Noah Baumbach has lept from the artsy French New Wave Frances Ha to the comedy Mistress America to a fully indulgent comedy/drama in The Meyerowitz Stories (New and Selected).
In the typical Baumbach movie, it’s clear that he admires the liberal arts socialite life as much as he likes to poke at with its nose in the air. The Meyerowitz Stories (New and Selected) is a familial drama centered around three adult children and their father who come together in New York for an event that celebrates his artistic work.
Dustin Hoffman is fantastic as Harold Meyerowitz, the stubborn bygone man of self-given importance who would never let the rest of the world see him as struggling. Ben Stiller, returning to another Baumbach production after last seeing him as anxiety-laden Roger Greenberg in Greenberg, plays Matthew, Harold’s thriving businessman son who isn’t bogged down by his father’s troubles. Elizabeth Marvel plays Jean, the mousey and reserved yet artistically inclined sister.
Taking the lead amongst the players is Adam Sandler as Danny, who is always a delight to see in a more seriously-taken role. His failed marriage aside, he also struggles with a chronically worsening condition that he ignores. Sandler’s character construction is one of an unfulfilled middle-ager, un-pretension, and on the verge of rage.
…Baumbach commits to the joke that the more intelligent the family, the more they wrap themselves up in their own minutia and make even greater dysfunction.
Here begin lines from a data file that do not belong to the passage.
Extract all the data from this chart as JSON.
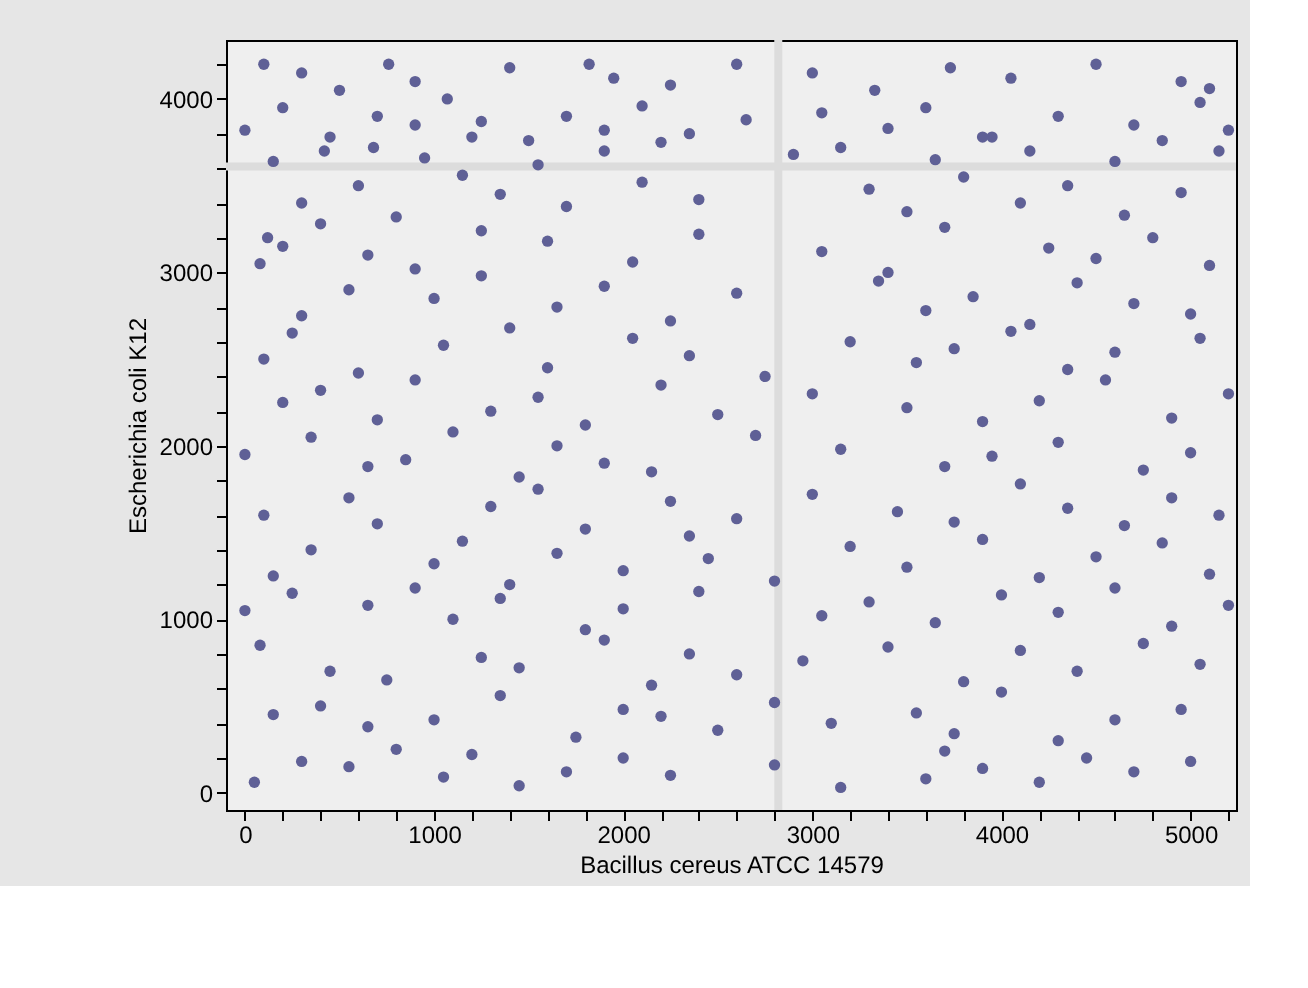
{
  "chart_data": {
    "type": "scatter",
    "xlabel": "Bacillus cereus ATCC 14579",
    "ylabel": "Escherichia coli K12",
    "xlim": [
      -100,
      5240
    ],
    "ylim": [
      -100,
      4340
    ],
    "xticks": [
      0,
      {
        "value": 200,
        "label": null
      },
      {
        "value": 400,
        "label": null
      },
      {
        "value": 600,
        "label": null
      },
      {
        "value": 800,
        "label": null
      },
      1000,
      {
        "value": 1200,
        "label": null
      },
      {
        "value": 1400,
        "label": null
      },
      {
        "value": 1600,
        "label": null
      },
      {
        "value": 1800,
        "label": null
      },
      2000,
      {
        "value": 2200,
        "label": null
      },
      {
        "value": 2400,
        "label": null
      },
      {
        "value": 2600,
        "label": null
      },
      {
        "value": 2800,
        "label": null
      },
      3000,
      {
        "value": 3200,
        "label": null
      },
      {
        "value": 3400,
        "label": null
      },
      {
        "value": 3600,
        "label": null
      },
      {
        "value": 3800,
        "label": null
      },
      4000,
      {
        "value": 4200,
        "label": null
      },
      {
        "value": 4400,
        "label": null
      },
      {
        "value": 4600,
        "label": null
      },
      {
        "value": 4800,
        "label": null
      },
      5000,
      {
        "value": 5200,
        "label": null
      }
    ],
    "yticks": [
      0,
      {
        "value": 200,
        "label": null
      },
      {
        "value": 400,
        "label": null
      },
      {
        "value": 600,
        "label": null
      },
      {
        "value": 800,
        "label": null
      },
      1000,
      {
        "value": 1200,
        "label": null
      },
      {
        "value": 1400,
        "label": null
      },
      {
        "value": 1600,
        "label": null
      },
      {
        "value": 1800,
        "label": null
      },
      2000,
      {
        "value": 2200,
        "label": null
      },
      {
        "value": 2400,
        "label": null
      },
      {
        "value": 2600,
        "label": null
      },
      {
        "value": 2800,
        "label": null
      },
      3000,
      {
        "value": 3200,
        "label": null
      },
      {
        "value": 3400,
        "label": null
      },
      {
        "value": 3600,
        "label": null
      },
      {
        "value": 3800,
        "label": null
      },
      4000,
      {
        "value": 4200,
        "label": null
      }
    ],
    "grid": false,
    "marker": "circle",
    "ref_lines": [
      {
        "axis": "x",
        "value": 2820,
        "color": "#dcdcdc"
      },
      {
        "axis": "y",
        "value": 3610,
        "color": "#dcdcdc"
      }
    ],
    "series": [
      {
        "color": "#5f6096",
        "x": [
          100,
          300,
          500,
          760,
          900,
          1400,
          1820,
          1950,
          2250,
          2600,
          3000,
          3330,
          3730,
          4050,
          4500,
          4950,
          5100,
          0,
          200,
          450,
          700,
          900,
          1070,
          1250,
          1500,
          1700,
          1900,
          2100,
          2350,
          2650,
          3050,
          3400,
          3600,
          3950,
          4300,
          4700,
          5050,
          5200,
          150,
          420,
          680,
          950,
          1200,
          1550,
          1900,
          2200,
          2900,
          3150,
          3650,
          3900,
          4150,
          4600,
          4850,
          5150,
          300,
          600,
          800,
          1150,
          1350,
          1700,
          2100,
          2400,
          3300,
          3500,
          3800,
          4100,
          4350,
          4650,
          4950,
          80,
          120,
          200,
          400,
          650,
          900,
          1250,
          1600,
          2050,
          2400,
          3050,
          3400,
          3700,
          4250,
          4500,
          4800,
          5100,
          300,
          550,
          1000,
          1250,
          1650,
          1900,
          2250,
          2600,
          3350,
          3600,
          3850,
          4150,
          4400,
          4700,
          5000,
          100,
          250,
          600,
          1050,
          1400,
          1600,
          2050,
          2350,
          2750,
          3200,
          3550,
          3750,
          4050,
          4350,
          4600,
          5050,
          200,
          400,
          700,
          900,
          1300,
          1550,
          1800,
          2200,
          2500,
          3000,
          3500,
          3900,
          4200,
          4550,
          4900,
          5200,
          0,
          350,
          650,
          850,
          1100,
          1450,
          1650,
          1900,
          2150,
          2700,
          3150,
          3700,
          3950,
          4300,
          4750,
          5000,
          100,
          550,
          700,
          1300,
          1550,
          1800,
          2250,
          2600,
          3000,
          3450,
          3750,
          4100,
          4350,
          4650,
          4900,
          5150,
          150,
          350,
          1000,
          1150,
          1400,
          1650,
          2000,
          2350,
          2450,
          2800,
          3200,
          3500,
          3900,
          4200,
          4500,
          4850,
          5100,
          0,
          250,
          650,
          900,
          1100,
          1350,
          1800,
          2000,
          2400,
          3050,
          3300,
          3650,
          4000,
          4300,
          4600,
          4900,
          5200,
          80,
          450,
          750,
          1250,
          1450,
          1900,
          2150,
          2350,
          2600,
          2950,
          3400,
          3800,
          4100,
          4400,
          4750,
          5050,
          150,
          400,
          650,
          1000,
          1350,
          1750,
          2000,
          2200,
          2500,
          2800,
          3100,
          3550,
          3750,
          4000,
          4300,
          4600,
          4950,
          50,
          300,
          550,
          800,
          1050,
          1200,
          1450,
          1700,
          2000,
          2250,
          2800,
          3150,
          3600,
          3700,
          3900,
          4200,
          4450,
          4700,
          5000
        ],
        "values": [
          4200,
          4150,
          4050,
          4200,
          4100,
          4180,
          4200,
          4120,
          4080,
          4200,
          4150,
          4050,
          4180,
          4120,
          4200,
          4100,
          4060,
          3820,
          3950,
          3780,
          3900,
          3850,
          4000,
          3870,
          3760,
          3900,
          3820,
          3960,
          3800,
          3880,
          3920,
          3830,
          3950,
          3780,
          3900,
          3850,
          3980,
          3820,
          3640,
          3700,
          3720,
          3660,
          3780,
          3620,
          3700,
          3750,
          3680,
          3720,
          3650,
          3780,
          3700,
          3640,
          3760,
          3700,
          3400,
          3500,
          3320,
          3560,
          3450,
          3380,
          3520,
          3420,
          3480,
          3350,
          3550,
          3400,
          3500,
          3330,
          3460,
          3050,
          3200,
          3150,
          3280,
          3100,
          3020,
          3240,
          3180,
          3060,
          3220,
          3120,
          3000,
          3260,
          3140,
          3080,
          3200,
          3040,
          2750,
          2900,
          2850,
          2980,
          2800,
          2920,
          2720,
          2880,
          2950,
          2780,
          2860,
          2700,
          2940,
          2820,
          2760,
          2500,
          2650,
          2420,
          2580,
          2680,
          2450,
          2620,
          2520,
          2400,
          2600,
          2480,
          2560,
          2660,
          2440,
          2540,
          2620,
          2250,
          2320,
          2150,
          2380,
          2200,
          2280,
          2120,
          2350,
          2180,
          2300,
          2220,
          2140,
          2260,
          2380,
          2160,
          2300,
          1950,
          2050,
          1880,
          1920,
          2080,
          1820,
          2000,
          1900,
          1850,
          2060,
          1980,
          1880,
          1940,
          2020,
          1860,
          1960,
          1600,
          1700,
          1550,
          1650,
          1750,
          1520,
          1680,
          1580,
          1720,
          1620,
          1560,
          1780,
          1640,
          1540,
          1700,
          1600,
          1250,
          1400,
          1320,
          1450,
          1200,
          1380,
          1280,
          1480,
          1350,
          1220,
          1420,
          1300,
          1460,
          1240,
          1360,
          1440,
          1260,
          1050,
          1150,
          1080,
          1180,
          1000,
          1120,
          940,
          1060,
          1160,
          1020,
          1100,
          980,
          1140,
          1040,
          1180,
          960,
          1080,
          850,
          700,
          650,
          780,
          720,
          880,
          620,
          800,
          680,
          760,
          840,
          640,
          820,
          700,
          860,
          740,
          450,
          500,
          380,
          420,
          560,
          320,
          480,
          440,
          360,
          520,
          400,
          460,
          340,
          580,
          300,
          420,
          480,
          60,
          180,
          150,
          250,
          90,
          220,
          40,
          120,
          200,
          100,
          160,
          30,
          80,
          240,
          140,
          60,
          200,
          120,
          180
        ]
      }
    ]
  }
}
The Meyerowitz Stories is chaptered with shared scenes showing the personal relationships of each son and father. It feels like the kind of movie that would take place if the kids from The Squid and the Whale grew up and sprouted their own dysfunctional families, and could also be a cousin to Wes Anderson’s The Royal Tenenbaums (which perhaps Baumbach has made his version of children grown under the roof of bohemian socialites who, now adult, struggle to connect with their parents and themselves). The dialogue feels stageplay screwball, like a Woody Allen film, with cyclical jokes drawing attention to the farce. Finally, player piano accompaniment from Randy Newman keeps the whole thing whimsical.
Baumbach’s film is smart, funny, tender and affecting. If it doesn’t tire you out that, again, Baumbach commits to the joke that the more intelligent the family, the more they wrap themselves up in their own minutia and make even greater dysfunction. The film should play cozy for those who will be watching from the comfort of their couches, which is now available to stream on Netflix.
The Meyerowitz Stories (New and Selected) is a film that’s equally high and low art, which Baumbach seems to knead and bend in play-dough fashion, perhaps secretly grappling with a sense of art that imbues importance without being too self-important.
‘The Meyerowitz Stories (New and Selected)’ is rated TV-MA. 112 minutes. Now streaming on Netflix.